While the semiconductor industry is diverse and global, the immediate impact of the Tohuku earthquake on March 11 on the world semiconductor and electronics industry cannot be underestimated. Japan represents approximately 7.5% of worldwide GDP and contributes about 23% of the world’s semiconductor capacity. Japanese semiconductor material suppliers comprise approximately 55-60% of the total market, and Japanese companies produce about 35% of the world’s semiconductor manufacturing equipment by revenue. The vast majority of Japan’s semiconductor and electronics supply chain resources, however, were not directly impacted by the earthquake and tsunami. Disruptions caused by the power plant closures were responsible for the overwhelming majority of supply chain disruptions, particularly chemical processing and semiconductors fabs that require secure, stable and continuous power. Through country-wide energy conservation and other measures, Japan power shortages have been substantially eliminated.
SEMI has compiled a comprehensive list of links providing information on the production status of many important semiconductor and electronics supply chain companies (click here for list). From this list of over 80 companies, a majority now report production has returned to normal and near-normal operations. Some of the important recent supplier announcements include:
- Shin-Etsu Handotai (SEH) produce an estimated 20% of the world’s raw 300mm wafers are produced at the companies Shirakawa plant and MEMC, another leading producer of wafers, were both significantly impacted by the earthquake and power disruptions. Today, both companies report that wafer production is nearing pre-earthquake levels, with other facilities making up the gap.

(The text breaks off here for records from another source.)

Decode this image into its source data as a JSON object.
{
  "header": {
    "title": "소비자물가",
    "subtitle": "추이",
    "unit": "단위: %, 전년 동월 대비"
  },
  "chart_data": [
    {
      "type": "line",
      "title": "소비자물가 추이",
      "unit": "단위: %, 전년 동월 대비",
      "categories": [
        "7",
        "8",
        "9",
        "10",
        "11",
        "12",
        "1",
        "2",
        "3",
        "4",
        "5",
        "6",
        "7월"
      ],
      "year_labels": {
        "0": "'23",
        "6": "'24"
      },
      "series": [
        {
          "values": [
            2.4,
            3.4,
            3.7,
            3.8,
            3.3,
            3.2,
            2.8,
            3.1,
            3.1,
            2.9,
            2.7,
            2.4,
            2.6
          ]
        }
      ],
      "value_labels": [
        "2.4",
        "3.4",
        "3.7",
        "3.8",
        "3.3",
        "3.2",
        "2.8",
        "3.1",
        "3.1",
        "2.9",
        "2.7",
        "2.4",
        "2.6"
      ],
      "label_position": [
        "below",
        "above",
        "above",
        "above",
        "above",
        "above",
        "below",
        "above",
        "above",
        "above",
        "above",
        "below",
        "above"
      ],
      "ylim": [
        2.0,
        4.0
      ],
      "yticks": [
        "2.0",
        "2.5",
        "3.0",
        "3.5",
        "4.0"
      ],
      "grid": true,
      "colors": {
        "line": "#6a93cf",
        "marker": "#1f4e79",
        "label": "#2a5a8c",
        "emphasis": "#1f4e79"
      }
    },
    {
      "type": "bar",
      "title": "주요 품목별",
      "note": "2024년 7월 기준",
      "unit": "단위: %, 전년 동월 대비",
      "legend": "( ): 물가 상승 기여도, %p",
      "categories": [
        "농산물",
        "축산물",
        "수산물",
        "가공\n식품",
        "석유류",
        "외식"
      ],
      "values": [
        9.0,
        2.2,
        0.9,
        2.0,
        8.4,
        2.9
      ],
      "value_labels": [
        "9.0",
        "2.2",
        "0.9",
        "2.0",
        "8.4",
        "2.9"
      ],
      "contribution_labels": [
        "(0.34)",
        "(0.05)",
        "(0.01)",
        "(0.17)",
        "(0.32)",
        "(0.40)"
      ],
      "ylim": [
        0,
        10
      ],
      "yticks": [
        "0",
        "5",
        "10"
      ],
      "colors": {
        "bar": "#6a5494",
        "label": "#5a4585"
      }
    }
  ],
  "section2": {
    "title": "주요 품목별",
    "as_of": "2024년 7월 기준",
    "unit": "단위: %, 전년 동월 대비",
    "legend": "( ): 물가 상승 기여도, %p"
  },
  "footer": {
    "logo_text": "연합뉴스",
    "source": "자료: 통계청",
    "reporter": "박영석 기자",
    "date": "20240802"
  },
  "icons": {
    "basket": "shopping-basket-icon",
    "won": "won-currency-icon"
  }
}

- Toshiba Corp., the world’s No. 2 maker of flash-memory chips, has shown “surprising resilience” according to Business Week, with the company’s rising 15% since Mar. 18. On May 10, Toshiba announced that profits for the year would climb to a record 140 billion yen ($1.7 billion). The company also announced capital spending plans of 1.45 trillion yen ($17.7 billion), up from the previously announced 1.3 trillion yen.
- World semiconductor and electronics manufacturers including TSMC, Intel, Apple, and Samsung all have reported minimal if any disruption to their supply chains or production following the Tohuku earthquake. In the supply chain, SEMI is currently forecasting that new equipment revenues will grow 16% this year to reach $45.81 billion, and 6% growth for materials totaling $47.72 billion.
While many semiconductor-related operations report being at or near pre-earthquake production levels, many sites report ongoing challenges, and the country remains concerned about nuclear radiation. The damaged nuclear plant continues to leak radioactivity and authorities will be pumping water into the damaged reactors and venting radioactive steam for a year or more. Last week, a new leak in a storage container had dumped an additional 60 tons of radioactive water into the environment (EETimes). Renesas reported that its shipments won't return to pre-earthquake levels until the end of October, possibly causing microcontroller shortages in the automotive industry.